During the in-between time when you weren’t having No. 1 or top 10 hits, did you wonder about the reasons journalists or fans might have come up with for that — that it’s harder for women, that it’s harder for people who’ve been around for a few years now, or that it’s just harder for people who are writing more reflective material and not just party songs?
Yeah, I mean, I’ve had those thoughts, for sure. But I just also know I was delivering great music. I mean, “Tin Man” was (the ACM Awards’) song of the year, so it wasn’t the song’s fault, you know what I mean? I don’t know what happened or why it did what it did, but I am thankful ,though (for this), I will say that with radio, they don’t sometimes give me credit where credit’s due, but when they do, they really come on board and support me all these years. They root for me, and I’m so thankful for that. Because it’s been a long relationship with country radio for me, where I’ll have a No. 1, and then I won’t have something cross the top 10 in five singles. So when radio really embraces me, I’m humbled by it and I always appreciate it.
You made an appearance with a Q&A and acoustic performance at Country Radio Seminar this year, not that long before the quarantining started kicking in. It was easy to feel country radio rooting for you, but that isn’t always guaranteed to kick in with chart action, even if people are fanboying and fangirling.

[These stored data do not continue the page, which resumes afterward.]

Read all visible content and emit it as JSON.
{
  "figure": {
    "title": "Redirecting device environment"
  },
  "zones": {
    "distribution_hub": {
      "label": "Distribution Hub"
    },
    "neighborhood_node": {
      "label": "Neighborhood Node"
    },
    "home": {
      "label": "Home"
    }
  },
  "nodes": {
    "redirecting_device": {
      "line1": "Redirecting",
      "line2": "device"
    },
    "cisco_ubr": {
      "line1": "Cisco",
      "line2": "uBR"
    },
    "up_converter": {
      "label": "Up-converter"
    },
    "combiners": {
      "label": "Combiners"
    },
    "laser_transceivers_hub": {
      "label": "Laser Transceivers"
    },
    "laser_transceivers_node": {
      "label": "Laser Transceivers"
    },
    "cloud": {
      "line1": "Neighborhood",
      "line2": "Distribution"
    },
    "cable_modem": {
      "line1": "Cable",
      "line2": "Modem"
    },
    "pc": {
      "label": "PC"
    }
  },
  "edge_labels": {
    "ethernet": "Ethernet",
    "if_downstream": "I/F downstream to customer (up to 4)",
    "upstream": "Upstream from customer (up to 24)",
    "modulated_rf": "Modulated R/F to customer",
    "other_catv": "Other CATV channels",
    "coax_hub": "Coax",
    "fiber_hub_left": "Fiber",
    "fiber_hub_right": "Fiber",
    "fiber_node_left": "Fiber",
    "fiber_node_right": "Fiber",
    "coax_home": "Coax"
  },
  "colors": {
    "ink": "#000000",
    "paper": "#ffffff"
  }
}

Yeah, that definitely helps when it’s not just “we love you” — “Well, okay, well then put me in heavy rotation. Thank you!” [Laughs.] That was my first CRS to do in a really long time. And I was glad to kind of let those people see me for me. You know, I started out my career with this fiery image and I was just a little bit too much. We all are in our twenties, you know? And so this was like sitting back down with them a decade later and just being myself and telling them about my life and who I am — reminding them that I’m still the same, just a little more calm, I guess. [Laughs.] I was nervous. I get nervous to talk in front of people, but after all the years in the business, I felt that support that day.
Most of the lines of “Bluebird” are pretty self-explanatory, but with the line, “I can turn 20 cents into a 10,” people didn’t know if that was humbling, like, turn 20 cents into 10 cents, or 10 bucks. Right now, at least, you must be feeling like it means a big old 10.

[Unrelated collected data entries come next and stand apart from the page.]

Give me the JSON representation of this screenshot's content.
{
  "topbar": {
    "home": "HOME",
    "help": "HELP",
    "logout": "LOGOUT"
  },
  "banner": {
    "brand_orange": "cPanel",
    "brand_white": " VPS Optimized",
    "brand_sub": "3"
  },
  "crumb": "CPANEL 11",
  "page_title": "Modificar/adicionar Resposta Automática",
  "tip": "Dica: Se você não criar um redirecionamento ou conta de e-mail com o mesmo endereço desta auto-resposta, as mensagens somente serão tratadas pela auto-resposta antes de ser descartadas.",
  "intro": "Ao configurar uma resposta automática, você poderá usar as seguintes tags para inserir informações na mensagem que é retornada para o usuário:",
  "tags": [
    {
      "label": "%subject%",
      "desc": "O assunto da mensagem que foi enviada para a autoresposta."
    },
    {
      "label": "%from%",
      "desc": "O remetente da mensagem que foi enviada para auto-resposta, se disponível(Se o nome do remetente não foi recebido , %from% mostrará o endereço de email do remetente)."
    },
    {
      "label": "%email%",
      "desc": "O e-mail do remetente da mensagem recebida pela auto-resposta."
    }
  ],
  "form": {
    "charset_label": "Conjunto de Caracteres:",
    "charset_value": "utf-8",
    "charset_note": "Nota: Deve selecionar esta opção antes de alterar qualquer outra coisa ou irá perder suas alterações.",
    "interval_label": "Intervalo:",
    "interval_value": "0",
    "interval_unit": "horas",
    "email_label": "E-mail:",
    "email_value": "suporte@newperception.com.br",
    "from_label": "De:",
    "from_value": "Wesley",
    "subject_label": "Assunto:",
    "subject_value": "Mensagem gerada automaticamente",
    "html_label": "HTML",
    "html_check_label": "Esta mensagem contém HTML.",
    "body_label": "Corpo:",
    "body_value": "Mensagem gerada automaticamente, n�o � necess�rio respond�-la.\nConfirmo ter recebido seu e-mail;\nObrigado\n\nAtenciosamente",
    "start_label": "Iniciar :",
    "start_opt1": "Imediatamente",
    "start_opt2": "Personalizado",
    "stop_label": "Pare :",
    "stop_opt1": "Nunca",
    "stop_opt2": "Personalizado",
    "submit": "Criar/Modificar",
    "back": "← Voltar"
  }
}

Yeah. I would like to say, like, 10 million. [Laughs.] But right now that’s not looking good on the forecast.
A lot of people are regretful that you’re not touring right now, probably most of all you. Is there anything you’re filling your time with creatively, that makes it feel like this time isn’t a loss for you?
You know, I’ve not been very creative. I’ve not felt very inspired. I’ve just kind of been letting myself live and be off the hook about that. And I’m starting to get back into it. I mean, I wish I would have been writing four albums’ worth of songs and a novel and getting abs, but I haven’t started those projects yet. [Laughs.] So I’ve just kind of taken it as it comes, and I’m settling into just being still. Because there’s not a lot of that in my life before.
Some people do need to give themselves a break right now, if they’re not using the time to fulfill all their lost dreams or master new hobbies. So maybe that’s a good example for you to set, too.
Yeah. I mean, let yourself off the hook. You know, there’s a pandemic, so just chill! It’s fine. Sit on your porch with a beer and don’t feel guilty about it.